Performance and Clustering
But even with all of Tapestry's built-in speediness, to really get top performance you'll need to be sure you're not hamstringing Tapestry. As a start, use the following checklist:
- Ensure (be absolutely sure) that Production Mode is turned on in production.
- Minimize the use of the HTTPSession (see below), especially if you're using clustering.
- Set tapestry.clustered-sessions to "false" if you aren't using clustering.
- Make sure that your firewall, proxy server, load balancer, front-end web servers, and app servers all allow caching of static resources.
- Ensure "cache-control" and "vary" HTTP headers are set correctly for your static resources.
- Use a client-based tool (like Firebug) to examine the requests that your browser makes as you navigate through the site. You should not see repeated requests for static resources.
- Consider using a Content Delivery Network for static parts of your site.
After all of the above issues are addressed, if you still have performance problems, they probably aren't related to Tapestry.
Clustering versus Sticky Sessions
For web applications, clustering is a load-balancing technique in which multiple application servers are set up to behave as one big server. Generally this requires replicating HttpSession data across the servers, to ensure that a user's web interactions will continue without interruption regardless of which server handles the next request. Session replication achieves very high reliability, but it incurs an extra performance cost (due to the serializing and deserializing of session data and the extra network traffic required).
In contrast, Sticky Sessions (also called session persistence or sticky persistence) is a load balancing technique in which each session is assigned to a particular server for the duration of the session. This approach doesn't require copying HTTPSession data between servers, so it's very scalable. But if a server goes down, all of its sessions are lost.

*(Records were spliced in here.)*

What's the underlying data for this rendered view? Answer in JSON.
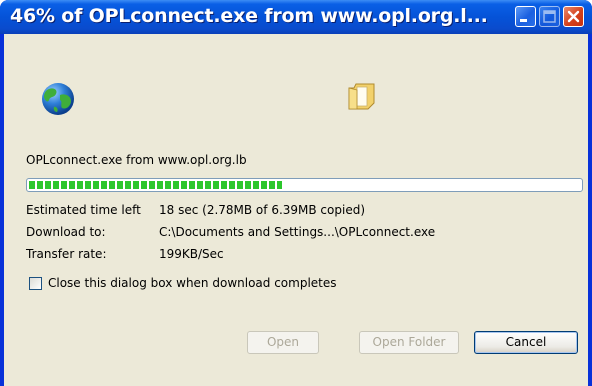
{
  "window": {
    "title": "46% of OPLconnect.exe from www.opl.org.l..."
  },
  "titlebar_buttons": [
    "minimize-icon",
    "maximize-icon",
    "close-icon"
  ],
  "icons": {
    "source": "globe-icon",
    "destination": "folder-icon"
  },
  "download": {
    "source_text": "OPLconnect.exe from www.opl.org.lb",
    "progress_percent": 46,
    "progress_color": "#2bc62b"
  },
  "details": {
    "time_label": "Estimated time left",
    "time_value": "18 sec (2.78MB of 6.39MB copied)",
    "download_to_label": "Download to:",
    "download_to_value": "C:\\Documents and Settings...\\OPLconnect.exe",
    "rate_label": "Transfer rate:",
    "rate_value": "199KB/Sec"
  },
  "options": {
    "close_when_complete_label": "Close this dialog box when download completes",
    "close_when_complete_checked": false
  },
  "buttons": {
    "open": "Open",
    "open_folder": "Open Folder",
    "cancel": "Cancel"
  }
}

In general, the sticky sessions approach is the way to go when possible (that is, when performance is more important than session survival). It represents a much more efficient use of resources ... you are scaling out not up, which is always cheaper. It also means that you don't have to be as careful about what goes into the HTTPSession.
For details on setting up clustering and sticky sessions, see the documentation of whatever load balancer you are using.

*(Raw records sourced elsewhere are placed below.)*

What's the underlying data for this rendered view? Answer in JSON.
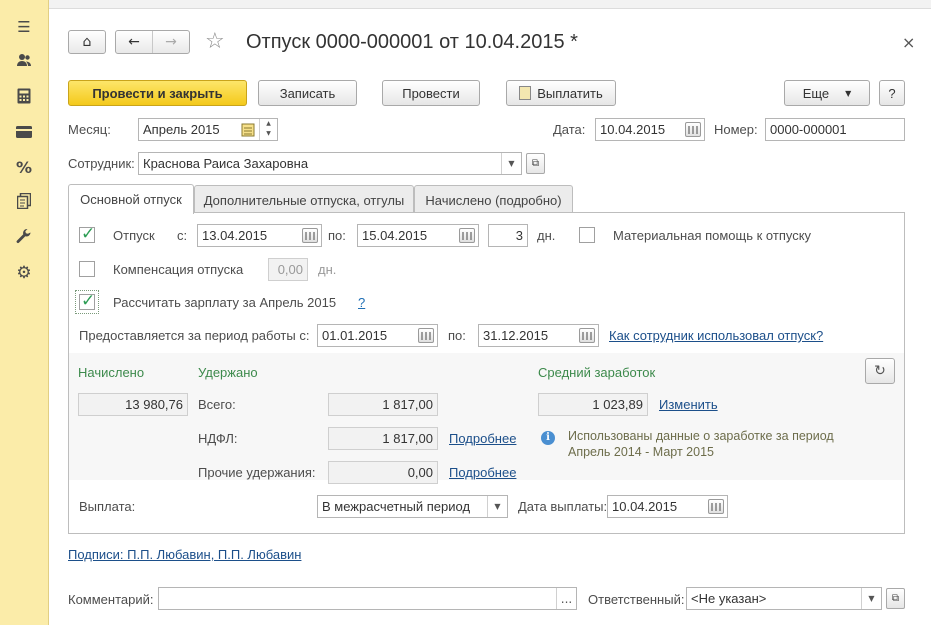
{
  "window": {
    "title": "Отпуск 0000-000001 от 10.04.2015 *"
  },
  "toolbar": {
    "post_close": "Провести и закрыть",
    "save": "Записать",
    "post": "Провести",
    "pay": "Выплатить",
    "more": "Еще",
    "help": "?"
  },
  "header": {
    "month_label": "Месяц:",
    "month_value": "Апрель 2015",
    "date_label": "Дата:",
    "date_value": "10.04.2015",
    "number_label": "Номер:",
    "number_value": "0000-000001",
    "employee_label": "Сотрудник:",
    "employee_value": "Краснова Раиса Захаровна"
  },
  "tabs": [
    {
      "label": "Основной отпуск",
      "active": true
    },
    {
      "label": "Дополнительные отпуска, отгулы",
      "active": false
    },
    {
      "label": "Начислено (подробно)",
      "active": false
    }
  ],
  "main_tab": {
    "vacation_label": "Отпуск",
    "vacation_checked": true,
    "from_label": "с:",
    "from_value": "13.04.2015",
    "to_label": "по:",
    "to_value": "15.04.2015",
    "days_value": "3",
    "days_unit": "дн.",
    "material_help_label": "Материальная помощь к отпуску",
    "material_help_checked": false,
    "compensation_label": "Компенсация отпуска",
    "compensation_checked": false,
    "compensation_days": "0,00",
    "compensation_unit": "дн.",
    "calc_salary_label": "Рассчитать зарплату за Апрель 2015",
    "calc_salary_checked": true,
    "calc_salary_help": "?",
    "period_label": "Предоставляется за период работы с:",
    "period_from": "01.01.2015",
    "period_to_label": "по:",
    "period_to": "31.12.2015",
    "usage_link": "Как сотрудник использовал отпуск?",
    "accrued_header": "Начислено",
    "accrued_value": "13 980,76",
    "withheld_header": "Удержано",
    "total_label": "Всего:",
    "total_value": "1 817,00",
    "ndfl_label": "НДФЛ:",
    "ndfl_value": "1 817,00",
    "ndfl_link": "Подробнее",
    "other_label": "Прочие удержания:",
    "other_value": "0,00",
    "other_link": "Подробнее",
    "avg_header": "Средний заработок",
    "avg_value": "1 023,89",
    "avg_change_link": "Изменить",
    "info_line1": "Использованы данные о заработке за период",
    "info_line2": "Апрель 2014 - Март 2015",
    "payout_label": "Выплата:",
    "payout_value": "В межрасчетный период",
    "payout_date_label": "Дата выплаты:",
    "payout_date_value": "10.04.2015"
  },
  "footer": {
    "signatures_link": "Подписи: П.П. Любавин, П.П. Любавин",
    "comment_label": "Комментарий:",
    "comment_value": "",
    "comment_btn": "...",
    "responsible_label": "Ответственный:",
    "responsible_value": "<Не указан>"
  },
  "colors": {
    "sidebar_bg": "#fbeca9",
    "primary_button": "#f4c91b",
    "section_header_green": "#3d8a4c",
    "link_blue": "#1c4f8a"
  },
  "sidebar": {
    "icons": [
      "menu-icon",
      "users-icon",
      "calculator-icon",
      "card-icon",
      "percent-icon",
      "documents-icon",
      "wrench-icon",
      "gear-icon"
    ]
  }
}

Tapestry is designed to be "a good citizen" of an application server that supports clustering. It is careful about what it writes into the HttpSession. The framework understands that the server that receives a request may not be the same one that rendered the page initially; this knowledge affects many code paths, and it guides the approach Tapestry takes to caching page and component properties.
Your part is to properly manage the objects put into the HttpSession (via @SessionAttribute, @SessionState or @Persist; see Session Storage):
- Don't store anything in the session that you don't have to. Principally this means minimizing the use of @Persist (see Page Activation and Using Select with a List), storing only IDs in the session rather than whole entities.

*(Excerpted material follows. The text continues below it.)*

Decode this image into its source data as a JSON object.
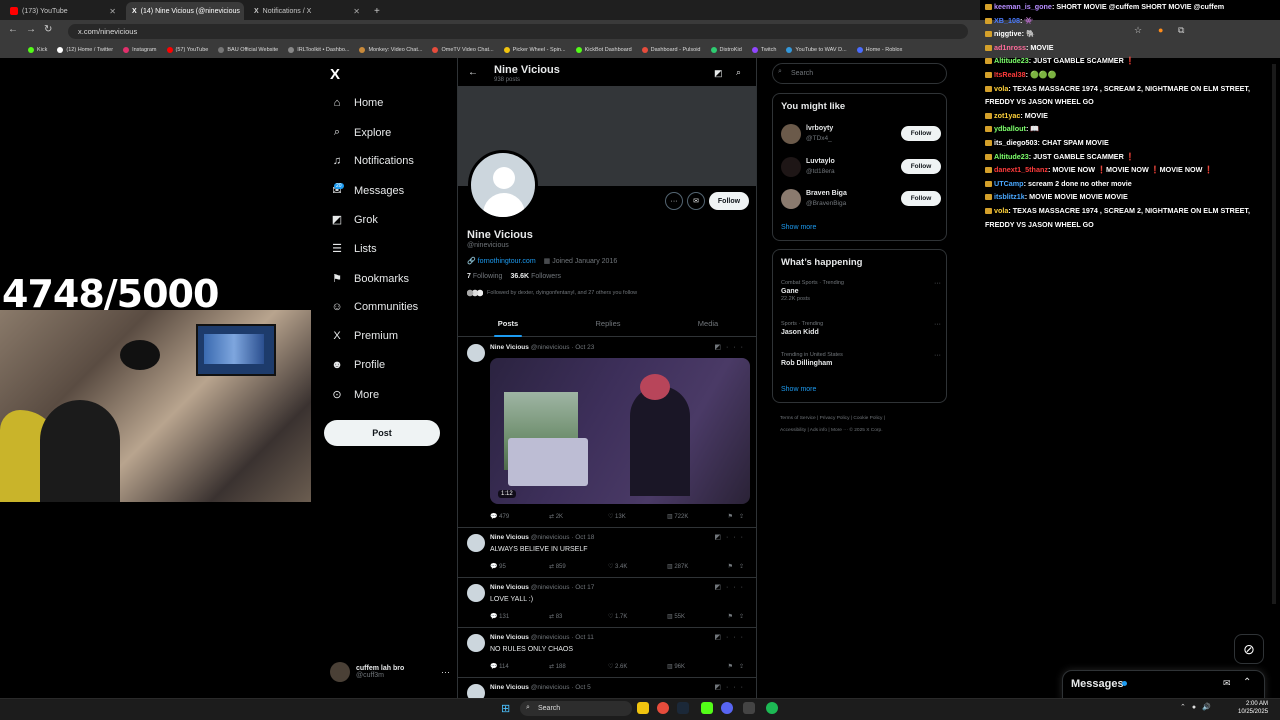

- Where possible, persist only objects that are immutable (i.e., String, or a primitive or wrapper type).
- Only put serializable objects into the session.
- Make use of the @ImmutableSessionPersistedObject annotation and OptimizedSessionPersistedObject interface (both described below).
Again, Tapestry is a good citizen, but from the application server's point of view, it's just another servlet application. The heavy lifting here is application server specific.
The Servlet API was designed with the intention that there would be only a modest amount of server-side state, and that the stored values would be individual numbers and strings, and thus, immutable.
However, many web applications do not use the HttpSession this way, instead storing large, mutable objects in the session. This is not a problem for single servers, but in a cluster, anything stored in the session must be serialized to a bytestream and distributed to other servers within the cluster, and restored there.
Most application servers perform that serialization and distribution whenever HttpSession.setAttribute() is called. This creates a data consistency problem for mutable objects, because if you read a mutable session object, change its state, but don't invoke setAttribute(), the changes will be isolated to just a single server in the cluster.
Tapestry attempts to solve this: any session-persisted object that is read during a request will be re-stored back into the HttpSession at the end of the request. This ensures that changed internal state of those mutable objects is properly replicated around the cluster.
But while this solution solves the data consistency problem, it does so at the expense of performance, since all of those calls to setAttribute() result in extra session data being replicated needlessly if the internal state of the mutable object hasn't changed.
Tapestry has solutions to this, too:
Tapestry knows that Java's String, Number and Boolean classes are immutable. Immutable objects do not require a re-store into the session.
You can mark your own session objects as immutable (and thus not requiring session replication) using the ImmutableSessionPersistedObject annotation.
The OptimizedSessionPersistedObject interface allows an object to control this behavior. An object with this interface can track when its mutable state changes. Typically, you should extend from the BaseOptimizedSessionPersistedObject base class.
The SessionPersistedObjectAnalyzer service is ultimately responsible for determining whether a session persisted object is dirty or not (dirty meaning in need of a restore into the session). This is an extensible service where new strategies, for new classes, can be introduced.